The recipe makes a huge cake—it filled my bundt pan and when baked crowned over the top. Which is the idea, I guess to make the bread look even more like a crown. Its history contains references to the 3 kings and the gifts of the Magi. Because of the many ways it can be served, a huge bread (Kugelhopf is either a bread masquerading as a cake or a cake pretending to be a bread. You make it and decide.)
Now round about Thanksgiving, on Wednesday, 21 November 2010 to be precise, The San Francisco Chronicle published a recipe for a bread pudding made from leftover stuffing. This immediately struck me as a brilliant idea and I made it twice. It makes stuffing worth the effort—not something I normally like to do. If left to my own devices, I’d just roast a lot of garlic and potatoes with the turkey. The stage was set for turning leftover kugelhopf into bread pudding.
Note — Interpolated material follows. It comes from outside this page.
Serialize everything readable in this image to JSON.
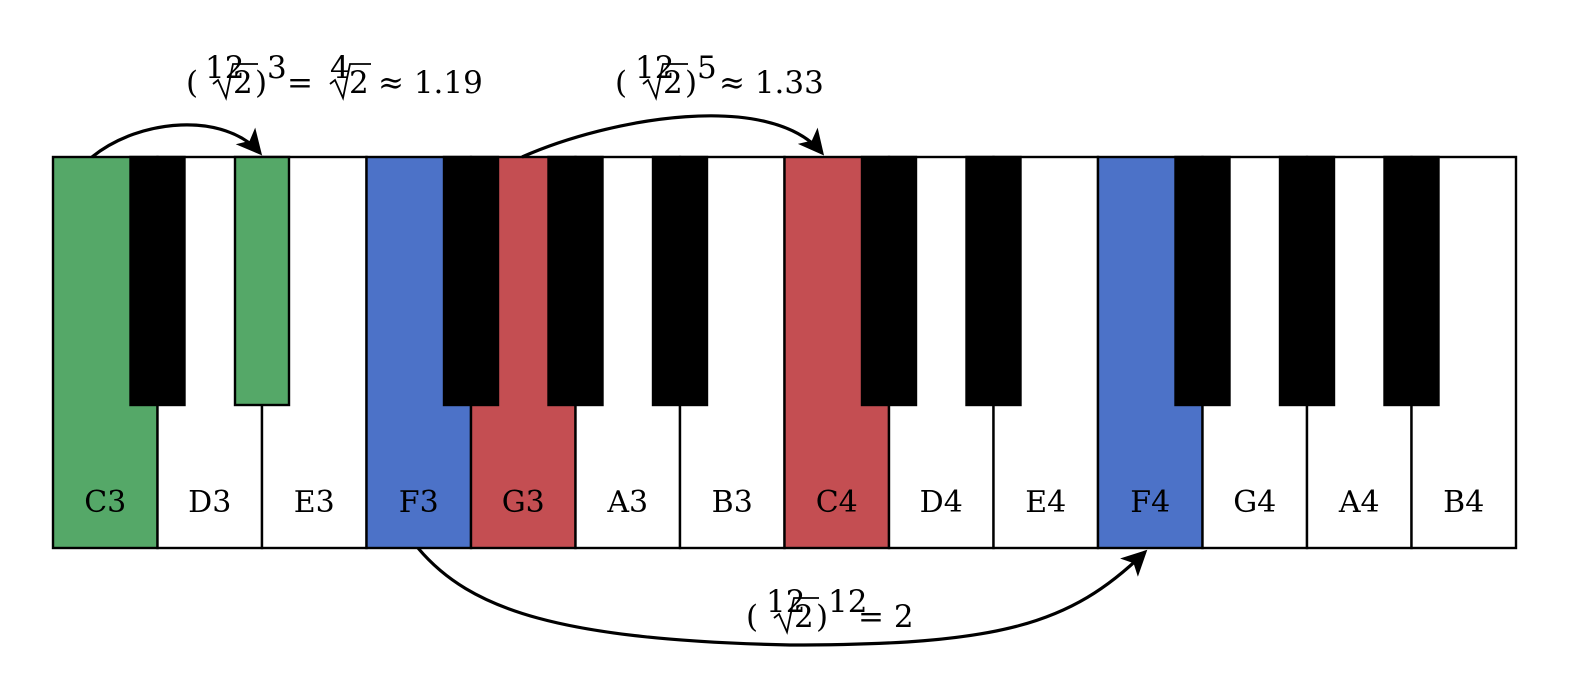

Following Hubert’s advice, I cut 1/4 of the kugelhopf into chunks and let them thoroughly dry out. (I never cut the crusts off because crusts are my favorite part of bread. They do cause some chewiness in the finished custard but that’s fine by me. If not by you, remove the crusts.) That took a day or two. When it was time to bake, I piled the bread in a 2 1/2-quart baking dish and made a simple, light custard mix by whisking together 4 eggs, 1 quart half-and-half, 1 tablespoon vanilla, and a large handful or so—about 1/2 cup—of sugar. The kugel would do the heavy lifting in terms of interest and flavor. This was poured over the bread and left to soak until the bread seemed thoroughly saturated. I poked at it occasionally whenever I walked by, pushing bits of bread under the surface of the liquid.
Meanwhile, the oven preheated to 350°F. The baking dish went into the oven on top of a baking sheet in case of leaking. An hour later, the whole thing turned puffy and brown. To eat on its own, the proportions of custard to bread could have been more generous, but when eaten warm with vanilla ice cream? Well, it was more than fine. And for those of you with leftover panetonne or other holiday bread tucked away in the freezer and looking for a purpose in life, treat your book group to a great dessert. Then let your family eat leftovers reheated for breakfast.